La dépendance aux aides de l'État : une solution à court terme
La réaction immédiate de nombreux acteurs du secteur consiste à se tourner vers l'État, comme s'il disposait de ressources illimitées et devait jouer en permanence le rôle d'une instance protectrice capable d'absorber tous les chocs économiques. En effet, des aides existent déjà sous forme de remises de l'ordre de 20 centimes par litre, mais cette approche pose la question de la durabilité.
Des pistes d'action autonomes pour les transporteurs
La profession pourrait-elle agir en partie par elle-même pour atténuer l'impact de cette hausse ? Plusieurs options sont envisageables :
- Répercussion partielle des coûts : les entreprises pourraient répercuter, au moins en partie, la hausse des coûts sur les donneurs d'ordre, afin de mieux répartir la charge financière.

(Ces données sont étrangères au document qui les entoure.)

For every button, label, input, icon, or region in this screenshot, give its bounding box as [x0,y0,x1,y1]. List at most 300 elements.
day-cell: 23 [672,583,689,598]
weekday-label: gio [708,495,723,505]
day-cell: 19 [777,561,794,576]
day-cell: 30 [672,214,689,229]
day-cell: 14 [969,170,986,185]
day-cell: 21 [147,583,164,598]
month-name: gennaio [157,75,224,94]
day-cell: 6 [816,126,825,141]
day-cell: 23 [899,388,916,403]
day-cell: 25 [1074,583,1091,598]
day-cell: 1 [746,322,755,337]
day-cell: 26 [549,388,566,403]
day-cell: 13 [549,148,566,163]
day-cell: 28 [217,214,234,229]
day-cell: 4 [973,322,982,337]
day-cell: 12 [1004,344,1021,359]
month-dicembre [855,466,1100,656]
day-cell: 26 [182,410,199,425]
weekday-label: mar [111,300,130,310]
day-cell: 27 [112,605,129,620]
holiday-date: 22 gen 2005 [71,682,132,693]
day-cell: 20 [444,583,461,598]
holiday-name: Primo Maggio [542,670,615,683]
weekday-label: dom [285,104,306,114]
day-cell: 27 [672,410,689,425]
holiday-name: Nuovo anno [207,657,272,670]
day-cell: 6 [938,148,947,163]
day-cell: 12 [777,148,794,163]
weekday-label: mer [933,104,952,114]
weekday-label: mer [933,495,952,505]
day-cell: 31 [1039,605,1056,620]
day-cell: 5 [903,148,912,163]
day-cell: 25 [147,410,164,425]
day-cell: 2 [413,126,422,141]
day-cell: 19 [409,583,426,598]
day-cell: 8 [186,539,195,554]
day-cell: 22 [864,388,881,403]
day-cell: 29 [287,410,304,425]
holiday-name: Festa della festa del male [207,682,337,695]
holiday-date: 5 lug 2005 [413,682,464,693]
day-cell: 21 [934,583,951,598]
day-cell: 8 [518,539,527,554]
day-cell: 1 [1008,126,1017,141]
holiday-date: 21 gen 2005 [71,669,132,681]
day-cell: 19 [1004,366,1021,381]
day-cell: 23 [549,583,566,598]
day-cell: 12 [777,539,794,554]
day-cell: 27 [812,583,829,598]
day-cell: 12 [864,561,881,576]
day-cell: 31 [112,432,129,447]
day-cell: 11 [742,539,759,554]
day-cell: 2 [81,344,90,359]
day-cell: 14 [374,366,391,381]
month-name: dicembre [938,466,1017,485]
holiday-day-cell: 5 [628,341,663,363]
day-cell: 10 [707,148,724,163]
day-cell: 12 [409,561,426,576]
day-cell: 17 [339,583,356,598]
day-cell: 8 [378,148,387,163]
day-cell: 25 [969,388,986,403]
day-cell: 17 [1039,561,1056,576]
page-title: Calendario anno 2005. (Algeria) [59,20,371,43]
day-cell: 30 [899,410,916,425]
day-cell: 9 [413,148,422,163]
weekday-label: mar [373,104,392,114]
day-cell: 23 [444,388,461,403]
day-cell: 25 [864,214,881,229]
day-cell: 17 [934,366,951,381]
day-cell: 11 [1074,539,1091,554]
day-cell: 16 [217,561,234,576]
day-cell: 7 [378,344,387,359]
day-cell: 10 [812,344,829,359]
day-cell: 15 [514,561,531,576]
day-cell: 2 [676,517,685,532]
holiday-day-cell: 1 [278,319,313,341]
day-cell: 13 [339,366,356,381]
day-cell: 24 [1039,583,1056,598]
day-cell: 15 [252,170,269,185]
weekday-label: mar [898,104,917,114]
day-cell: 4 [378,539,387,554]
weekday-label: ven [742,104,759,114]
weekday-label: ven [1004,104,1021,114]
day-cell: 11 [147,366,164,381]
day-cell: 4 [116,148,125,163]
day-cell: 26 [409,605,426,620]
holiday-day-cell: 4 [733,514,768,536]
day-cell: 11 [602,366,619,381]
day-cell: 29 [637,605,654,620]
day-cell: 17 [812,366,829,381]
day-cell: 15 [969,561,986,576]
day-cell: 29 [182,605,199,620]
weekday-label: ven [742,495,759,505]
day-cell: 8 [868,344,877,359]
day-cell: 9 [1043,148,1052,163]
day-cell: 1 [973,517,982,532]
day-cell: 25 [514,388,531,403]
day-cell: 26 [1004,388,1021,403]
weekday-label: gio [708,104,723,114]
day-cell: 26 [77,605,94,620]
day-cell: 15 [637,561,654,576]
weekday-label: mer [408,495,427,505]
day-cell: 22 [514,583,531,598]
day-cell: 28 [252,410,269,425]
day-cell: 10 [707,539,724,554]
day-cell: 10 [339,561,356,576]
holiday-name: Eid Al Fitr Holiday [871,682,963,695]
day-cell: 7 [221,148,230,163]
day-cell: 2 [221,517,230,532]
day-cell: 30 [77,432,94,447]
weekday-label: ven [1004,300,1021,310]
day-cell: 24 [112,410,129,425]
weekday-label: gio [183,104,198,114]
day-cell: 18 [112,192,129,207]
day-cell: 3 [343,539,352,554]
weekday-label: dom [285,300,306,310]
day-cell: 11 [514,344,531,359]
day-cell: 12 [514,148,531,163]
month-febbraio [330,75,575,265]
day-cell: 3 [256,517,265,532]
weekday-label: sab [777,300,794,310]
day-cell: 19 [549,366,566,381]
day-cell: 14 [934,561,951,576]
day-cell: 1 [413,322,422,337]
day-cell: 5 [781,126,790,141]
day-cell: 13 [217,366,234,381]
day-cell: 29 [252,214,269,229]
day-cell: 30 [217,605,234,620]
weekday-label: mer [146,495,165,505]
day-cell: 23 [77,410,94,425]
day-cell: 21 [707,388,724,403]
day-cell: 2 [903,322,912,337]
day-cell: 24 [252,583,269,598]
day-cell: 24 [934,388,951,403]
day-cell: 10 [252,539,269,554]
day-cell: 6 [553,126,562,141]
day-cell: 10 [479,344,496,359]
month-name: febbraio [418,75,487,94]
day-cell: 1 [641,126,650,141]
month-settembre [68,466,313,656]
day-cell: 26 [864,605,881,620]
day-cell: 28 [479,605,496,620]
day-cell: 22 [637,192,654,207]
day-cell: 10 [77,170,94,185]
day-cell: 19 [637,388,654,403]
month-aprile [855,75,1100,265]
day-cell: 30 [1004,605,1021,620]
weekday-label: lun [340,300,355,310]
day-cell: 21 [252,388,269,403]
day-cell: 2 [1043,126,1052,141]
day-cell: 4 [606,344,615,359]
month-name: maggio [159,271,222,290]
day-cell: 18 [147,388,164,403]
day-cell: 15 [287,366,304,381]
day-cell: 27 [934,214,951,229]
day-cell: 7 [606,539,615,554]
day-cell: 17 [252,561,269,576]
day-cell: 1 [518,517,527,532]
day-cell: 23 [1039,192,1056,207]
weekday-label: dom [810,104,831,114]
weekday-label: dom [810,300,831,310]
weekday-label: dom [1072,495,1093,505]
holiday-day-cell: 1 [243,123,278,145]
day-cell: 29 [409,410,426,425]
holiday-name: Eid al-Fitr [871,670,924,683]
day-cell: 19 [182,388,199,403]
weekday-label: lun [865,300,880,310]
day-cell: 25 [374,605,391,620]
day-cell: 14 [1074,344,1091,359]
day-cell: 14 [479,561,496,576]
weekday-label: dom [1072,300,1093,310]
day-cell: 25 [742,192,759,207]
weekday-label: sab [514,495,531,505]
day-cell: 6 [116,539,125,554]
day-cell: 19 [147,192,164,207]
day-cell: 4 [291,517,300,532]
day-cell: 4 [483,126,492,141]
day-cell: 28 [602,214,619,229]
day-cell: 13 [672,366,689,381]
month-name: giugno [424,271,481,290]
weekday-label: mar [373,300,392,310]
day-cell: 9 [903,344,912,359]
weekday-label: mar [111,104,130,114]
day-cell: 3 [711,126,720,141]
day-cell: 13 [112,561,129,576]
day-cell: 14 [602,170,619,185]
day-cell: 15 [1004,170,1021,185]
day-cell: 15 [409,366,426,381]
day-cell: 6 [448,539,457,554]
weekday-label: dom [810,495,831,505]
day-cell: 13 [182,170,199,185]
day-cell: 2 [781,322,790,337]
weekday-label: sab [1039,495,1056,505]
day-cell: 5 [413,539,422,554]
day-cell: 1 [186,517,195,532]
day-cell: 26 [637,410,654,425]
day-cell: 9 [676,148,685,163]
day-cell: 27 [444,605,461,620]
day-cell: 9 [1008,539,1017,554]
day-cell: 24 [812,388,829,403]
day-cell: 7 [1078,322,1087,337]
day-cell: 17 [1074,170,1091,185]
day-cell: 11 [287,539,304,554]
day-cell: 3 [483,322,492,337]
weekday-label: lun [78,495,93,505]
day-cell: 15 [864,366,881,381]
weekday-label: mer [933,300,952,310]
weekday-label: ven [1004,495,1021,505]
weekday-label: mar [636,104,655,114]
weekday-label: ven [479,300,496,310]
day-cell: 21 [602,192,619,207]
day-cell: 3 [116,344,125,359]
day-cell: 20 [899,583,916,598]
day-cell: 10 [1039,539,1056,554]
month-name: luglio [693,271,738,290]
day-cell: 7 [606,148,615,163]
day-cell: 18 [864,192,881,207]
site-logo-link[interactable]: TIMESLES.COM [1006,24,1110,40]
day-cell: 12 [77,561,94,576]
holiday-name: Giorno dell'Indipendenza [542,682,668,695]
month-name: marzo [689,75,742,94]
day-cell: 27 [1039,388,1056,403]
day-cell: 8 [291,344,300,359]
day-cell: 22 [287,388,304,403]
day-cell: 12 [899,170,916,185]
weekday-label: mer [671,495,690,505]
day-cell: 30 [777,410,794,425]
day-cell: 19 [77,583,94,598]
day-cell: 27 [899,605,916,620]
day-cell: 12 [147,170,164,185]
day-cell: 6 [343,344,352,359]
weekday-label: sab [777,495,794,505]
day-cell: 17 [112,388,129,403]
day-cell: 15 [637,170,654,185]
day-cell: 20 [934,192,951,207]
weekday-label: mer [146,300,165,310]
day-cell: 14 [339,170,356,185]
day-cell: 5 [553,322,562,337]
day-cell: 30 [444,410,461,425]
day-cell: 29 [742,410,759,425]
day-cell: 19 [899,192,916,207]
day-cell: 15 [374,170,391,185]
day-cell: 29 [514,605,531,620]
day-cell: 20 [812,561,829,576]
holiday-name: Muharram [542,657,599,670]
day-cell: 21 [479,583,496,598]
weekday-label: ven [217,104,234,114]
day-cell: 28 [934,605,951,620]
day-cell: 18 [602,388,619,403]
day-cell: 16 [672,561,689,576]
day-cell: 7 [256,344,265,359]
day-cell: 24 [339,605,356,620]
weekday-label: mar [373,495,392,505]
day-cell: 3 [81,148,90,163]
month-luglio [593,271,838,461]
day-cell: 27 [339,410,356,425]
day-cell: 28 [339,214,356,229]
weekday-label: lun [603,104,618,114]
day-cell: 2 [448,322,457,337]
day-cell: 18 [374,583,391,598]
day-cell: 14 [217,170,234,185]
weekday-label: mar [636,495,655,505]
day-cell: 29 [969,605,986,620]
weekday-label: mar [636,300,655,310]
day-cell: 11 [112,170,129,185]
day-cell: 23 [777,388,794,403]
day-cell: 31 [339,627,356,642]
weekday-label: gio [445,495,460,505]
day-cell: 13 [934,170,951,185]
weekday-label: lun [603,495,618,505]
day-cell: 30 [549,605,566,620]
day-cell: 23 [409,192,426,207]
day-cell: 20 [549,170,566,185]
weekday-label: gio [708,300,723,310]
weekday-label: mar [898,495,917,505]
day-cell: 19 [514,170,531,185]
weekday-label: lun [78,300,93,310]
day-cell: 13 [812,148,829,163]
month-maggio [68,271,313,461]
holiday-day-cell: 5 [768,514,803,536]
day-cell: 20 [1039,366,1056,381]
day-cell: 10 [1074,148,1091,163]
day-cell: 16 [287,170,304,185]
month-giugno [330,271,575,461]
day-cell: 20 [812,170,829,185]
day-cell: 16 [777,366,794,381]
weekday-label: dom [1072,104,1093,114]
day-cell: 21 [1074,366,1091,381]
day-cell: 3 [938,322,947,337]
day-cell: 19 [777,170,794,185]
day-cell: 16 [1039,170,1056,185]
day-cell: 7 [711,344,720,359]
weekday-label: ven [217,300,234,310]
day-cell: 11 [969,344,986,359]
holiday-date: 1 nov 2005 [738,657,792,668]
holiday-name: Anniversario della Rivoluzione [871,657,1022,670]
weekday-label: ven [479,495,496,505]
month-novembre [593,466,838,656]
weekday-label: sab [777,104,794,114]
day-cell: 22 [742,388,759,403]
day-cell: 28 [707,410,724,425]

- Réduction de la vitesse des poids lourds : une mesure concrète consisterait à abaisser la vitesse maximale des poids lourds de 90 à 80 km/h. Cette proposition, envisagée par la Fédération nationale des transports routiers lors de la Convention citoyenne pour le climat, avait finalement été abandonnée, mais elle mérite d'être reconsidérée.
Les bénéfices d'une réduction de vitesse
La diminution de la vitesse des poids lourds permettrait une économie de carburant estimée entre 10 et 15 %. Cette mesure aurait un triple avantage :
- Réduction des charges des entreprises : en limitant la consommation de gazole, elle allégerait directement les coûts d'exploitation.
- Diminution de la facture énergétique nationale : elle contribuerait à une meilleure gestion des ressources énergétiques au niveau du pays.
- Impact environnemental positif : en réduisant la consommation de carburant, elle limiterait les émissions de gaz à effet de serre, alignant ainsi le secteur sur des objectifs écologiques.
En somme, face à la hausse du gazole, le transport routier dispose d'opportunités pour agir de manière plus autonome, au-delà du simple recours aux aides publiques.